Your code sets the GPU default num as 4. But when I try 4 cards, there is also one card's GPU-Util always 0%. There is no 0% GPU-Util on the two cards, but the GPU-Util of one of the cards is still 20%.
This is GPU Usage when training on 4 cards:
I am not very clear about shard. I want to ask whether need to modify the code to train on multi-GPUs and accelerate the training ?
Looking forward to your reply!
You mentioned you ran the code with 1 or 2 GPUs. Did you have this problem in those runs too? I suggest turning on log_device
in the config file and compare the single GPU run with 4/8 GPUs run.
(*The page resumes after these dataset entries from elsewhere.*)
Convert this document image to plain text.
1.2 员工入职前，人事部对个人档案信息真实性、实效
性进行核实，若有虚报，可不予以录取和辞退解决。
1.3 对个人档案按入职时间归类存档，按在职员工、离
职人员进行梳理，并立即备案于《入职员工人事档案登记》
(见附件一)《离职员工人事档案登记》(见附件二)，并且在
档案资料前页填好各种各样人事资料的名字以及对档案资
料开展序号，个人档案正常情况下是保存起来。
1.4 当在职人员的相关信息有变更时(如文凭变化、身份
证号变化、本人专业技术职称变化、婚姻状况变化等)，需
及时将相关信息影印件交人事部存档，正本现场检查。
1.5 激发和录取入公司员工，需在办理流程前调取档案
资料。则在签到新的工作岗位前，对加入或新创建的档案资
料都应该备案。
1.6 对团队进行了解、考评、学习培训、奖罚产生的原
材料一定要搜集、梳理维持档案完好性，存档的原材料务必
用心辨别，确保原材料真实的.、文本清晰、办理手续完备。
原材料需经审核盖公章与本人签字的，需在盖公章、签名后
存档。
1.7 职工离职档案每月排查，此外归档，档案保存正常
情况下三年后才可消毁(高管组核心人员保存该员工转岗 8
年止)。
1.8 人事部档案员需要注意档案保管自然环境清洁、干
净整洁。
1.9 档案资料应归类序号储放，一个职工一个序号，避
I haven't had this problem before, although GPU-util was around 50-60% for all GPUs.
Thanks for your reply!
-
The GPU-util was 70-80% when run with 1 GPU. And it was 50% and 20% respectively when run with 2 GPUs. But there is always a gpu which GPU-util is 0% all the time. I turn on
log_device
to get the device mapping, and I have sent you an email. -
Moreover, I also wanna ask whether your experiment results in paper are averaged over 3 datasets(3/4/5 turn Reddit)? Because I run all epochs but the result is different from the paper. Could you please provide your results on each dataset?
Sorry for the late reply.
-
Have you set
CUDA_VISIBLE_DEVICES
? Based on the log you sent, no tensor was assigned to one of the GPUs. -
All the results in the paper are reported based on the 3-turn dataset.